All Sünd’ hast du getragen/ sonst müssten wir verzagen“, heißt es im Bach-Choral „O Lamm Gottes, unschuldig“, der auf der theologischen Vorstellung beruht, dass der Kreuzestod Jesu ein freiwilliges Opfer war, um Gott mit der sündigen Menschheit zu versöhnen. Ganz in dieser Tradition steht auch ein Gemälde von Leonardo da Vinci, das bereits zur Zeit seiner Entstehung für Aufsehen sorgte. „Als der Entwurf fertig war, sah man zwei Tage lang Jung und Alt, Männer und Frauen, wie zu einer großen Festlichkeit nach dem Zimmer pilgern, wo Leonardos Wunderwerk ausgestellt war“, überliefert sein jüngerer Kollege Giorgio Vasari.

Das von den Florentinern so gefeierte Meisterwerk zeigt uns zwei weibliche Gestalten, die liebevoll auf einen Knaben blicken. Es handelt sich dabei um eine Darstellung der „Anna selbdritt“, ein seit dem Mittelalter beliebtes Motiv, welches die christliche „Übermutter“ gemeinsam mit ihrer Tochter Maria und ihrem Enkelkind vor Augen führt.

Leonardo hat das Geschehen in eine einsame Landschaft verlegt, mit heroischen Bergen und einem Baum im Hintergrund. Doch die Idylle trügt. Denn der Knabe, der sich anschickt, auf ein Lämmchen zu steigen, ist selbst das unschuldige Opfertier, das sich für die Menschheit hingeben wird. Maria scheint dies zu spüren und ihr Kind von seinem Schicksal abhalten zu wollen. Nur Anna, die kaum älter als ihre Tochter dargestellt ist, verfolgt das Geschehen mit einer gewissen Abgeklärtheit.

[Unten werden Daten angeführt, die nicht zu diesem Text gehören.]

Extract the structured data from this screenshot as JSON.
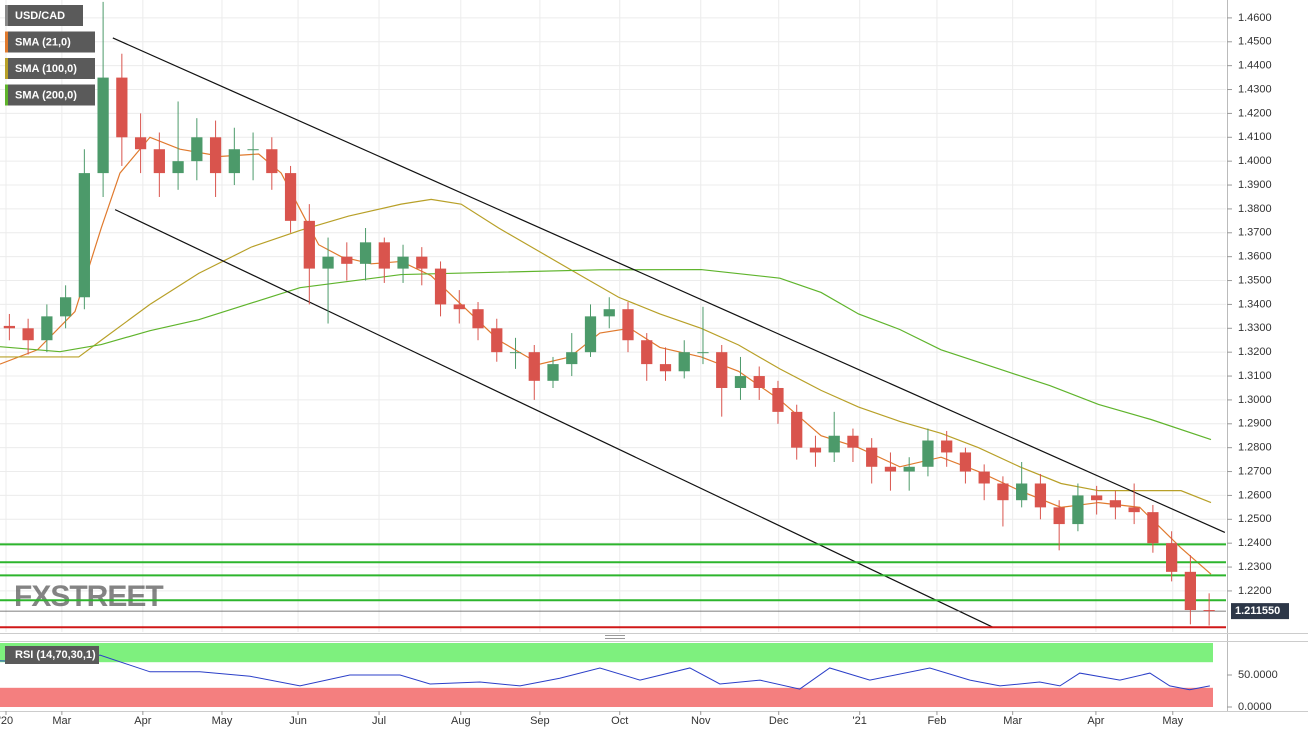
{
  "chart_data": {
    "type": "candlestick",
    "symbol": "USD/CAD",
    "watermark": "FXSTREET",
    "grid": true,
    "xlim": [
      0,
      327
    ],
    "xticks": [
      {
        "value": 1.6,
        "label": "'20"
      },
      {
        "value": 16.5,
        "label": "Mar"
      },
      {
        "value": 38.1,
        "label": "Apr"
      },
      {
        "value": 59.2,
        "label": "May"
      },
      {
        "value": 79.5,
        "label": "Jun"
      },
      {
        "value": 101.1,
        "label": "Jul"
      },
      {
        "value": 122.9,
        "label": "Aug"
      },
      {
        "value": 144,
        "label": "Sep"
      },
      {
        "value": 165.3,
        "label": "Oct"
      },
      {
        "value": 186.9,
        "label": "Nov"
      },
      {
        "value": 207.7,
        "label": "Dec"
      },
      {
        "value": 229.3,
        "label": "'21"
      },
      {
        "value": 249.9,
        "label": "Feb"
      },
      {
        "value": 270.1,
        "label": "Mar"
      },
      {
        "value": 292.3,
        "label": "Apr"
      },
      {
        "value": 312.8,
        "label": "May"
      }
    ],
    "ylim": [
      1.2028,
      1.4675
    ],
    "yticks": [
      {
        "value": 1.46,
        "label": "1.4600"
      },
      {
        "value": 1.45,
        "label": "1.4500"
      },
      {
        "value": 1.44,
        "label": "1.4400"
      },
      {
        "value": 1.43,
        "label": "1.4300"
      },
      {
        "value": 1.42,
        "label": "1.4200"
      },
      {
        "value": 1.41,
        "label": "1.4100"
      },
      {
        "value": 1.4,
        "label": "1.4000"
      },
      {
        "value": 1.39,
        "label": "1.3900"
      },
      {
        "value": 1.38,
        "label": "1.3800"
      },
      {
        "value": 1.37,
        "label": "1.3700"
      },
      {
        "value": 1.36,
        "label": "1.3600"
      },
      {
        "value": 1.35,
        "label": "1.3500"
      },
      {
        "value": 1.34,
        "label": "1.3400"
      },
      {
        "value": 1.33,
        "label": "1.3300"
      },
      {
        "value": 1.32,
        "label": "1.3200"
      },
      {
        "value": 1.31,
        "label": "1.3100"
      },
      {
        "value": 1.3,
        "label": "1.3000"
      },
      {
        "value": 1.29,
        "label": "1.2900"
      },
      {
        "value": 1.28,
        "label": "1.2800"
      },
      {
        "value": 1.27,
        "label": "1.2700"
      },
      {
        "value": 1.26,
        "label": "1.2600"
      },
      {
        "value": 1.25,
        "label": "1.2500"
      },
      {
        "value": 1.24,
        "label": "1.2400"
      },
      {
        "value": 1.23,
        "label": "1.2300"
      },
      {
        "value": 1.22,
        "label": "1.2200"
      }
    ],
    "candles": {
      "up_color": "#4c9a6a",
      "down_color": "#d9544d",
      "x": [
        2.5,
        7.5,
        12.5,
        17.5,
        22.5,
        27.5,
        32.5,
        37.5,
        42.5,
        47.5,
        52.5,
        57.5,
        62.5,
        67.5,
        72.5,
        77.5,
        82.5,
        87.5,
        92.5,
        97.5,
        102.5,
        107.5,
        112.5,
        117.5,
        122.5,
        127.5,
        132.5,
        137.5,
        142.5,
        147.5,
        152.5,
        157.5,
        162.5,
        167.5,
        172.5,
        177.5,
        182.5,
        187.5,
        192.5,
        197.5,
        202.5,
        207.5,
        212.5,
        217.5,
        222.5,
        227.5,
        232.5,
        237.5,
        242.5,
        247.5,
        252.5,
        257.5,
        262.5,
        267.5,
        272.5,
        277.5,
        282.5,
        287.5,
        292.5,
        297.5,
        302.5,
        307.5,
        312.5,
        317.5,
        322.5
      ],
      "open": [
        1.331,
        1.33,
        1.325,
        1.335,
        1.343,
        1.395,
        1.435,
        1.41,
        1.405,
        1.395,
        1.4,
        1.41,
        1.395,
        1.405,
        1.405,
        1.395,
        1.375,
        1.355,
        1.36,
        1.357,
        1.366,
        1.355,
        1.36,
        1.355,
        1.34,
        1.338,
        1.33,
        1.32,
        1.32,
        1.308,
        1.315,
        1.32,
        1.335,
        1.338,
        1.325,
        1.315,
        1.312,
        1.32,
        1.32,
        1.305,
        1.31,
        1.305,
        1.295,
        1.28,
        1.278,
        1.285,
        1.28,
        1.272,
        1.27,
        1.272,
        1.283,
        1.278,
        1.27,
        1.265,
        1.258,
        1.265,
        1.255,
        1.248,
        1.26,
        1.258,
        1.255,
        1.253,
        1.24,
        1.228,
        1.212
      ],
      "high": [
        1.336,
        1.334,
        1.34,
        1.348,
        1.405,
        1.4667,
        1.445,
        1.42,
        1.412,
        1.425,
        1.418,
        1.417,
        1.414,
        1.412,
        1.41,
        1.398,
        1.382,
        1.368,
        1.366,
        1.372,
        1.368,
        1.365,
        1.364,
        1.358,
        1.346,
        1.341,
        1.334,
        1.326,
        1.323,
        1.318,
        1.328,
        1.34,
        1.343,
        1.341,
        1.328,
        1.322,
        1.325,
        1.339,
        1.323,
        1.318,
        1.314,
        1.308,
        1.298,
        1.285,
        1.295,
        1.288,
        1.284,
        1.278,
        1.276,
        1.288,
        1.287,
        1.28,
        1.273,
        1.268,
        1.274,
        1.269,
        1.258,
        1.265,
        1.264,
        1.262,
        1.265,
        1.256,
        1.245,
        1.235,
        1.219
      ],
      "low": [
        1.325,
        1.319,
        1.32,
        1.33,
        1.338,
        1.385,
        1.398,
        1.395,
        1.385,
        1.388,
        1.392,
        1.385,
        1.39,
        1.392,
        1.388,
        1.37,
        1.34,
        1.332,
        1.35,
        1.35,
        1.349,
        1.349,
        1.348,
        1.335,
        1.332,
        1.325,
        1.316,
        1.313,
        1.3,
        1.305,
        1.31,
        1.318,
        1.33,
        1.32,
        1.308,
        1.308,
        1.309,
        1.315,
        1.293,
        1.3,
        1.3,
        1.29,
        1.275,
        1.272,
        1.274,
        1.274,
        1.265,
        1.262,
        1.262,
        1.268,
        1.272,
        1.265,
        1.258,
        1.247,
        1.255,
        1.25,
        1.237,
        1.245,
        1.252,
        1.25,
        1.248,
        1.236,
        1.224,
        1.206,
        1.2055
      ],
      "close": [
        1.33,
        1.325,
        1.335,
        1.343,
        1.395,
        1.435,
        1.41,
        1.405,
        1.395,
        1.4,
        1.41,
        1.395,
        1.405,
        1.405,
        1.395,
        1.375,
        1.355,
        1.36,
        1.357,
        1.366,
        1.355,
        1.36,
        1.355,
        1.34,
        1.338,
        1.33,
        1.32,
        1.32,
        1.308,
        1.315,
        1.32,
        1.335,
        1.338,
        1.325,
        1.315,
        1.312,
        1.32,
        1.32,
        1.305,
        1.31,
        1.305,
        1.295,
        1.28,
        1.278,
        1.285,
        1.28,
        1.272,
        1.27,
        1.272,
        1.283,
        1.278,
        1.27,
        1.265,
        1.258,
        1.265,
        1.255,
        1.248,
        1.26,
        1.258,
        1.255,
        1.253,
        1.24,
        1.228,
        1.212,
        1.21155
      ]
    },
    "series": [
      {
        "name": "SMA (21,0)",
        "color": "#e07a2e",
        "x": [
          0,
          10,
          20,
          27,
          32,
          40,
          48,
          59,
          69,
          75,
          80,
          85,
          91,
          99,
          107,
          115,
          123,
          133,
          144,
          152,
          160,
          168,
          176,
          187,
          197,
          208,
          219,
          229,
          240,
          251,
          261,
          272,
          283,
          293,
          304,
          315,
          323
        ],
        "values": [
          1.315,
          1.321,
          1.337,
          1.372,
          1.395,
          1.41,
          1.405,
          1.402,
          1.403,
          1.395,
          1.38,
          1.365,
          1.36,
          1.357,
          1.358,
          1.352,
          1.34,
          1.325,
          1.315,
          1.318,
          1.328,
          1.33,
          1.322,
          1.318,
          1.312,
          1.3,
          1.285,
          1.28,
          1.272,
          1.276,
          1.27,
          1.262,
          1.255,
          1.257,
          1.255,
          1.238,
          1.227
        ]
      },
      {
        "name": "SMA (100,0)",
        "color": "#b8a028",
        "x": [
          0,
          21,
          27,
          40,
          53,
          67,
          80,
          93,
          107,
          115,
          123,
          133,
          144,
          155,
          165,
          176,
          187,
          197,
          208,
          219,
          229,
          240,
          251,
          261,
          272,
          283,
          293,
          304,
          315,
          323
        ],
        "values": [
          1.318,
          1.318,
          1.325,
          1.34,
          1.353,
          1.364,
          1.371,
          1.377,
          1.382,
          1.384,
          1.382,
          1.372,
          1.362,
          1.352,
          1.343,
          1.336,
          1.33,
          1.323,
          1.313,
          1.304,
          1.297,
          1.291,
          1.286,
          1.28,
          1.272,
          1.265,
          1.262,
          1.262,
          1.262,
          1.257
        ]
      },
      {
        "name": "SMA (200,0)",
        "color": "#5fb42c",
        "x": [
          0,
          16,
          27,
          40,
          53,
          80,
          107,
          133,
          160,
          187,
          208,
          219,
          229,
          240,
          251,
          267,
          280,
          293,
          307,
          323
        ],
        "values": [
          1.3223,
          1.3202,
          1.3232,
          1.329,
          1.3336,
          1.347,
          1.3525,
          1.3535,
          1.3545,
          1.3546,
          1.351,
          1.345,
          1.336,
          1.3295,
          1.321,
          1.3127,
          1.306,
          1.2981,
          1.2918,
          1.2834
        ]
      }
    ],
    "trendlines": [
      {
        "color": "#111111",
        "x": [
          30.1,
          326.7
        ],
        "values": [
          1.4516,
          1.2445
        ]
      },
      {
        "color": "#111111",
        "x": [
          30.7,
          264.8
        ],
        "values": [
          1.3797,
          1.2048
        ]
      }
    ],
    "levels": [
      {
        "value": 1.2395,
        "color": "#2db52d"
      },
      {
        "value": 1.232,
        "color": "#2db52d"
      },
      {
        "value": 1.2265,
        "color": "#2db52d"
      },
      {
        "value": 1.2161,
        "color": "#2db52d"
      },
      {
        "value": 1.2048,
        "color": "#d01818"
      }
    ],
    "last_price": {
      "value": 1.21155,
      "label": "1.211550"
    },
    "rsi": {
      "name": "RSI (14,70,30,1)",
      "color": "#2b3fc8",
      "ylim": [
        0,
        100
      ],
      "yticks": [
        {
          "value": 50,
          "label": "50.0000"
        },
        {
          "value": 0,
          "label": "0.0000"
        }
      ],
      "overbought": 70,
      "oversold": 30,
      "overbought_color": "#7ef07e",
      "oversold_color": "#f47f7f",
      "x": [
        0,
        16,
        26.7,
        40,
        53.3,
        66.7,
        80,
        93.3,
        106.7,
        114.7,
        128,
        138.7,
        149.3,
        160,
        170.7,
        184,
        192,
        202.7,
        213.3,
        221.3,
        232,
        248,
        258.7,
        266.7,
        277.3,
        282.7,
        288,
        298.7,
        306.7,
        312,
        317.3,
        322.7
      ],
      "values": [
        72,
        70,
        81,
        55,
        55,
        48,
        33,
        50,
        50,
        36,
        39,
        33,
        45,
        61,
        42,
        61,
        36,
        42,
        28,
        61,
        42,
        61,
        42,
        33,
        39,
        33,
        53,
        42,
        53,
        33,
        27,
        33
      ]
    }
  }
}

Leonardo hat das Gemälde, das heute im Pariser Louvre zu bewundern ist, bis zu seinem Tod nicht aus der Hand gegeben. Und er hat es auch nie vollendet – zu erkennen etwa am blauen Mantel von Maria, die seltsam über dem Schoß ihrer Mutter zu schweben scheint.

Vaterlose Kindheit

Laut Sigmund Freud spiegelt sich in dieser Szene Leonardos vaterlose Kindheit als unehelicher Sohn eines Notars wider, der anfangs von seiner Mutter, einer einfachen Magd, und später von der jungen Frau seines Großvaters aufgezogen wurde. Die „Überzärtlichkeit“ der beiden habe zu einer erotischen Bindung des Knaben an die Mutter und letztlich zu Leonardos Homosexualität geführt, was dieser durch „Überproduktivität sublimiert“ habe.
Was damit gemeint sein könnte, verdeutlichen zwei Maltechniken, die der Künstler bei seiner „Anna selbdritt“ erprobte: das „Sfumato“, eine Art milchige Unschärfe von entfernteren Gegenständen, und das „Chiaroscuro“, das den Gestalten mittels Hell-Dunkel-Kontrasten mehr Räumlichkeit und Dramatik verleiht. Beide Prinzipien haben die Malerei ebenso verändert wie das Geschehen von Golgota die abendländische Geschichte.

Dass es sich beim Kreuzestod Jesu um ein Sühneopfer handelte, wird heute übrigens vielfach bezweifelt. Der bedeutende Theologe Eugen Biser meinte in diesem Sinn: „Ein Gott der bedingungslosen Liebe wird durch Opfer nicht versöhnt, ganz davon zu schweigen, dass er gar keine Opfer will.“

„Das Lamm Gottes, das die Sünde der Welt hinwegnimmt“ (Johannes 1,29) wird also auch weiterhin die Geister beschäftigen. Nicht nur jene, die sich heute einen „persönlichen Feiertag“ nehmen mussten.